Monday, August 24, 2009

Part II (How much farther? Not much farther.)

Two points quick. One: it has to be a collective individual movement towards the freedom of self sacrifice (of the positive kind [as all things have dualities {and all duality can be balanced through the meditative centering of the self (okay that was a bit far [screw it though, let's go far {you'll go far kid, you're a real winner. I can tell these things. I've got an eye, they tell me. (by all of which I was meaning that the balance of, really the tri-ality [or the infinite variation-ality], of human existence means the subjective self-soul has a constant balancing of the the bio-psycho-social web to effect, for which the gaze of consciousness expanded to and through all the systems and sub-systems of the mind/brain might be of use)}])}]).

Two: What was two?

Okay, two. The value of culture.

I had this thought while I was reading Barbarians at the Gate, a book about what was at the time the largest leveraged buy-out ever (to the tune of 25 billion 1989 dollars [I know, right. Child's play]). It occurs to me that one of the real effects of the sixties counter-culture was the breaking down of even the veneer of Victorian values. Ross Johnson, CEO of RJR/ Nabisco used to live by the line from the Bob Dylan song, "He who isn't busy being born is busy dying." And he was a part of this whole new breed of business men who came of age at that time, and weren't bogged down with these old, staid conceptions of morality and responsibility to the community or employees. There didn't even have to be this thin pretense toward some form of old world values (Moravian in the case of RJR Reynolds). That's not to say that there was some nostalgic time in the just distant past that was all beautiful magical or anything. It's just to say that our modern culture is rootless, rudderless, and morally adrift. Maybe.

Still, Johnson and the Wall Street crew end up making the old school tobacco people look like saints. And really, let's think about that for a minute. The Streeters made the old line tobacco executives look like caring, concerned, moral, upright citizens.

And that's sad. It makes me sad to think about these things sometimes. And I do wonder if that wasn't the ultimate result of Marxism. One last enlightenment era push into secularity. I just don't see how you can think of organizing a society based on altruistic principles without the spiritual experience and rituals as a means towards the maintenance and furtherance of altruism. I mean, I get the whole opium of the masses, corrupted religious institutions thing, but did we really need to through the baby out with the bathwater.

And we saw how far those altruistic principles (to each according to his need, from each according to his ability [or words to that effect]) went in the Russian socialist experiment. Really Russia was never socialist in the utopian sense of the word that pre-dated Marx. Lenin's whole dictatorship of the proletariat was always just another type of fascism.

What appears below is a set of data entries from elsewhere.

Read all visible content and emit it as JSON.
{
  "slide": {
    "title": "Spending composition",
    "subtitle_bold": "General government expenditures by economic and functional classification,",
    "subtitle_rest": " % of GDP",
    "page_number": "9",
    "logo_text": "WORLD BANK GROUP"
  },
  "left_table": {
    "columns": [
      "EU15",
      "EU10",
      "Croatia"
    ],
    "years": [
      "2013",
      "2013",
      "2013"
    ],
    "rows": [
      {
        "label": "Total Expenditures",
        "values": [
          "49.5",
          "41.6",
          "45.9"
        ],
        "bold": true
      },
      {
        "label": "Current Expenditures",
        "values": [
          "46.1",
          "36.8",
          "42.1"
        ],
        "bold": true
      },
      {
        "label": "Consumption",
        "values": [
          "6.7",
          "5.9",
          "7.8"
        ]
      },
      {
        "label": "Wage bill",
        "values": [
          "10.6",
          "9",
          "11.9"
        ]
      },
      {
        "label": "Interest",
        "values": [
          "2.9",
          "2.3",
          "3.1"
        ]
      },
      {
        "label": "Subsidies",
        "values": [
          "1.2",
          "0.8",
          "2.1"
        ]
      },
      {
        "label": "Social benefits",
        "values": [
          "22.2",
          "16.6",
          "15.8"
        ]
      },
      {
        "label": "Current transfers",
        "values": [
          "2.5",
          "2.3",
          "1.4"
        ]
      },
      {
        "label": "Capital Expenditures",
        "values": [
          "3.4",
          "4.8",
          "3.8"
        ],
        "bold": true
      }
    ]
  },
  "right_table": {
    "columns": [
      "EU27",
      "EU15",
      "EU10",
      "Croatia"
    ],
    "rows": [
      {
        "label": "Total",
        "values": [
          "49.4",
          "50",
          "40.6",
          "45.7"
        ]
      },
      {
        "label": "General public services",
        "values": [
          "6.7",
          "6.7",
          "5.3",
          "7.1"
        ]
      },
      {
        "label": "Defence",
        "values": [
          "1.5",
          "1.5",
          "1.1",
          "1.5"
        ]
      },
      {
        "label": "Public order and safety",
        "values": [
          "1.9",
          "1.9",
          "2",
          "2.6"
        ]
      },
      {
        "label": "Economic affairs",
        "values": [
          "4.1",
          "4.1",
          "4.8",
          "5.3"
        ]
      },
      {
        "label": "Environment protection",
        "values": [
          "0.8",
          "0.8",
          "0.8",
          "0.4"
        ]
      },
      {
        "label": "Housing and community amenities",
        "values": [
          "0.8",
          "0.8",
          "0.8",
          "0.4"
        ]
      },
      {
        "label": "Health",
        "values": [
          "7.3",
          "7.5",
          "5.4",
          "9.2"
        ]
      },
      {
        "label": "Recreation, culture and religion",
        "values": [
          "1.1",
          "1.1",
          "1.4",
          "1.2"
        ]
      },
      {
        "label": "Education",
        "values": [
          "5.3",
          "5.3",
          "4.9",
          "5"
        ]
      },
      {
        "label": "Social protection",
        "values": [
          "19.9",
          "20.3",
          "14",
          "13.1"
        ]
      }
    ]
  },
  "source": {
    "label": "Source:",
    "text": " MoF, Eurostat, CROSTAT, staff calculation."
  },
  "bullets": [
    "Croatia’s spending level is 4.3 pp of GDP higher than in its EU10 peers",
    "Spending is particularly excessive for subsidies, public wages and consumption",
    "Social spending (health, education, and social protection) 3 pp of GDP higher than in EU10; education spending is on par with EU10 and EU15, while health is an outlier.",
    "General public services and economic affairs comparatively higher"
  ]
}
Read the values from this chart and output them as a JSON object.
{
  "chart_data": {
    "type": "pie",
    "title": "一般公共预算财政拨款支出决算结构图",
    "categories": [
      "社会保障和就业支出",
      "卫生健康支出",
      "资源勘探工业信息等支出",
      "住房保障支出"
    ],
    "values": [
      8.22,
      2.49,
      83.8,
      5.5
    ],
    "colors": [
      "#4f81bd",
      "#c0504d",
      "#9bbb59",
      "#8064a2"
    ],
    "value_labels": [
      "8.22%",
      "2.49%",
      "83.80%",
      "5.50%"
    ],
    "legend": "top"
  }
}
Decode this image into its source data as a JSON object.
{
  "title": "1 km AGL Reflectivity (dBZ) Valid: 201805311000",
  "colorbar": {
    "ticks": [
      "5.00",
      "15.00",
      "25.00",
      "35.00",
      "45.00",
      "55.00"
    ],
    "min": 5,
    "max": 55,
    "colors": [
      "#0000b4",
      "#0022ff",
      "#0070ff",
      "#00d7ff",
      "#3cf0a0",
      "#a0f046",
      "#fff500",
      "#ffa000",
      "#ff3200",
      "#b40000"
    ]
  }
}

But I'm getting away from myself. What I'm trying to say is that culture is a great determinant of the default settings of the citizenry.

Matthew Baldwin had a really good post over at infinite summer this week about default settings. And he quoted David Foster Wallace's Kenyon Commencement speech at length. The jist of the quote was that raging egoism is kind of a human default. And it's true. Social Psychology has studied all kinds of variations on self bias. We overestimate how attractive we are to the opposite sex, how often we, for example, do the laundry vs. our significant other, how well we're going to do on an exam, and the list goes on and on and on and on and, well, you get the idea.

What this all adds up to is that freedom from this base self-centered reality isn't the path of least resistance. It takes work. It takes a lot of work to get outside of yr own ego, and it's not necessarily a spiritual path (but that's certainly one avenue availed). So, freedom may be free, but it ain't easy. But a culture that promotes the hard work of this type of freedom from subjectivist, narrow minded egoism makes that work both seem easier and less like work.

Alright, I'm calling it on this particular parry. Time for a run.

Okay though, this one quote from Sherwood Anderson's Winesburg, Ohio. Cause as soon as I read it, I thought of myself being all preachy in my last post. So, a redemption of sorts.

And then people came along. Each as he appeared snatched up one of the truths and some who were quite strong snatched up a dozen of them.

It was the truths that made the people grotesques. The old man had quite an elaborate theory concerning the matter. It was his notion that the moment one of the people took one of the truths to himself, called it his truth, and tried to live his life by it, he became a grotesque and the truth he embraced became a falsehood.



So, you can't be right and righteous all together. Once you get righteous, you lose your rightness. Or so it seems to me sometimes.